East Java COVID-19 task force member Joni Wahyuhadi said that another 165 workers who might have been in direct contact with the two deceased workers had undergone PCR tests earlier but the results had not yet been disclosed.
Meanwhile, PT HM Sampoerna Tbk director Elvira Lianita said the company had put its cigarette products produced at the Rungkut 2 factory in a five-day quarantine before distributing them to consumers to ensure they were free from the SARS-CoV-2 virus.
"We also quarantine our products for five days before they are distributed to our consumers," she said on Thursday in a written statement obtained by The Jakarta Post.
She said that the five-day quarantine was longer than the quarantine period suggested by the European Center for Disease Prevention and Control (CDC) and the World Health Organization (WHO).
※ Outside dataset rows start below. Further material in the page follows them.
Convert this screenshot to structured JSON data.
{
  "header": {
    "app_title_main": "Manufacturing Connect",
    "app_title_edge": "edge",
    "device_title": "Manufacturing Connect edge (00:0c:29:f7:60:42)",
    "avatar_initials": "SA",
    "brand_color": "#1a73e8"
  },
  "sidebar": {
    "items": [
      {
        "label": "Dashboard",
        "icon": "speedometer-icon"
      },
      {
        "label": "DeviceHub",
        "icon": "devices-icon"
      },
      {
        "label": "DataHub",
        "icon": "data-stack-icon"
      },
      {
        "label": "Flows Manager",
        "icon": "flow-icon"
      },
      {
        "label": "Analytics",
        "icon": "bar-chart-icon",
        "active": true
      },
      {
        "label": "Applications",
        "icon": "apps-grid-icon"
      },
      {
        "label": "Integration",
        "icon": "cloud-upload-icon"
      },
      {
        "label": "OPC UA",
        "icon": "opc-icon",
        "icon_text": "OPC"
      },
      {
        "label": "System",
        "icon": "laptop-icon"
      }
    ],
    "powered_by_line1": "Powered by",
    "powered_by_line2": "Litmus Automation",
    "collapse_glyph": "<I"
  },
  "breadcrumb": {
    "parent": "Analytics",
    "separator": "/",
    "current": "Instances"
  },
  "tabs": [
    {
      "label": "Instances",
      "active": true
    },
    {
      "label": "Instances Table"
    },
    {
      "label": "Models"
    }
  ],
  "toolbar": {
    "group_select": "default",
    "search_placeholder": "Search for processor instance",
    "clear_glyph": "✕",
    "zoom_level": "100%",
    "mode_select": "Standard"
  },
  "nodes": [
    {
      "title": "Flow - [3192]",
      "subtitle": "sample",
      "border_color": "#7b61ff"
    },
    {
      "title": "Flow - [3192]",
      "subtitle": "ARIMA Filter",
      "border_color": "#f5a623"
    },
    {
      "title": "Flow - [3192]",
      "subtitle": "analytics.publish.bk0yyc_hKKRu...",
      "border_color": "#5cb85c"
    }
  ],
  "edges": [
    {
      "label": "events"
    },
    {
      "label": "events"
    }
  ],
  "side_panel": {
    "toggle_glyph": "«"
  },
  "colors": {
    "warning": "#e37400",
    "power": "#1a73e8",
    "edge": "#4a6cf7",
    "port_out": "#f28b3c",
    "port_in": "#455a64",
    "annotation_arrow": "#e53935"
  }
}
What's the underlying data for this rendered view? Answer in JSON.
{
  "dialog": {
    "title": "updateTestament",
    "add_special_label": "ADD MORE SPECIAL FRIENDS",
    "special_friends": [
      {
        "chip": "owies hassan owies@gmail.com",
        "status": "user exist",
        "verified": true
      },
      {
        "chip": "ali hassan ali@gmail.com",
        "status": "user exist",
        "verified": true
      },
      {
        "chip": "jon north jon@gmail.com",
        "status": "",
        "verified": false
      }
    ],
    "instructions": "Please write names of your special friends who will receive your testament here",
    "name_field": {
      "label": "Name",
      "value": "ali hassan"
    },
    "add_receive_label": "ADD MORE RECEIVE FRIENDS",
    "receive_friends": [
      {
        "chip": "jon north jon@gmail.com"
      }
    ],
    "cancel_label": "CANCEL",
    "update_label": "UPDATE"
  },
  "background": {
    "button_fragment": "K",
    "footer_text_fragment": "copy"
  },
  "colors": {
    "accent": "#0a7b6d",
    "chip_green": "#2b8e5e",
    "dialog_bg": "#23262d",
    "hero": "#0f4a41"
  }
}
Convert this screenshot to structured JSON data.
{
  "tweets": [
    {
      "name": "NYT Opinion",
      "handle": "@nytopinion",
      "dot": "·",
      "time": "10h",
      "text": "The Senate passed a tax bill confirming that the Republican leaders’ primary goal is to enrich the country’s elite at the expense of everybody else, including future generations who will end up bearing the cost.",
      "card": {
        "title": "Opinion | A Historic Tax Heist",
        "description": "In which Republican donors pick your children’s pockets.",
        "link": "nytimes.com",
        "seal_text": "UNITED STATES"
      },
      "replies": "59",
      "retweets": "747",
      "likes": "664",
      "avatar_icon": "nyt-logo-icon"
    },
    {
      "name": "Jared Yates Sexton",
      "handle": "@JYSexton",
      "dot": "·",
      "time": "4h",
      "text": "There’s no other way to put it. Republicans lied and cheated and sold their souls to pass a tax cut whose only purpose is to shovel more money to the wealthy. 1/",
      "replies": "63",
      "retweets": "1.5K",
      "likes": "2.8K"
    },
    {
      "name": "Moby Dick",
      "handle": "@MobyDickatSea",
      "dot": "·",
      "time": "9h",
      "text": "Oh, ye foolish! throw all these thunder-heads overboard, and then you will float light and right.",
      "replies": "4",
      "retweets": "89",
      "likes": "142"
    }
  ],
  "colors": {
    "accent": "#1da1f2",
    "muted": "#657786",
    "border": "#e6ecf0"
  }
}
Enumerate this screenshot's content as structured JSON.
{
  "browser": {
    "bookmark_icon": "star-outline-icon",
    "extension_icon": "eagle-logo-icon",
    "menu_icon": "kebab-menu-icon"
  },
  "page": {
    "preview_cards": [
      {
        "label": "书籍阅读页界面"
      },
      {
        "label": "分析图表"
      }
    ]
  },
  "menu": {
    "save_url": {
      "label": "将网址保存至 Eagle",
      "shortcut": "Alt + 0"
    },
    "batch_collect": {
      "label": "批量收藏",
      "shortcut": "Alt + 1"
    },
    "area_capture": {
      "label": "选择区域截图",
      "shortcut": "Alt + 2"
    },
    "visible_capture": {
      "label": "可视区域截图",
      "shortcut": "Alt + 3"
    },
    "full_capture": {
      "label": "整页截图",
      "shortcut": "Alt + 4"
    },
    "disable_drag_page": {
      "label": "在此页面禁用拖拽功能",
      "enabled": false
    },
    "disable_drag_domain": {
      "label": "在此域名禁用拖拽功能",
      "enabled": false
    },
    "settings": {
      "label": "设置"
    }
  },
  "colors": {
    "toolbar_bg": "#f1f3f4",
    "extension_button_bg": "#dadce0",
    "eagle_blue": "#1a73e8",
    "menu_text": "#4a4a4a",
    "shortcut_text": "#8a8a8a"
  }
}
According to the two organizations, the SARS-CoV-2 virus can survive for 72 hours on plastic and stainless steel surfaces, less than four hours on copper surfaces, and less than 24 hours on cardboard surfaces, she said.
Elvira said the Rungkut 2 factory had been closed since April 27.
The Sampoerna COVID-19 transmission cluster, the 30th cluster detected in Surabaya, will likely cause a spike in confirmed cases in the city. The city is the hardest hit region in East Java with 554 confirmed cases and 71 deaths recorded as of Monday.
According to the official government count, East Java is the third hardest hit province in the country, behind only Jakarta and West Java, with 1,124 cases and 117 fatalities recorded as of Monday.
Despite the emergence of the cluster, East Java Manpower and Transmigration Agency head Himawan Estu Bagijo said that factories could continue to operate in Surabaya, Sidoarjo and Gresik, where large-scale social restrictions (PSBB) have been implemented.
"No article in the PSBB regulation stipulates any restrictions on economic activities, only limitations. Factories may continue to operate as long as they adhere to physical distancing measures," he said.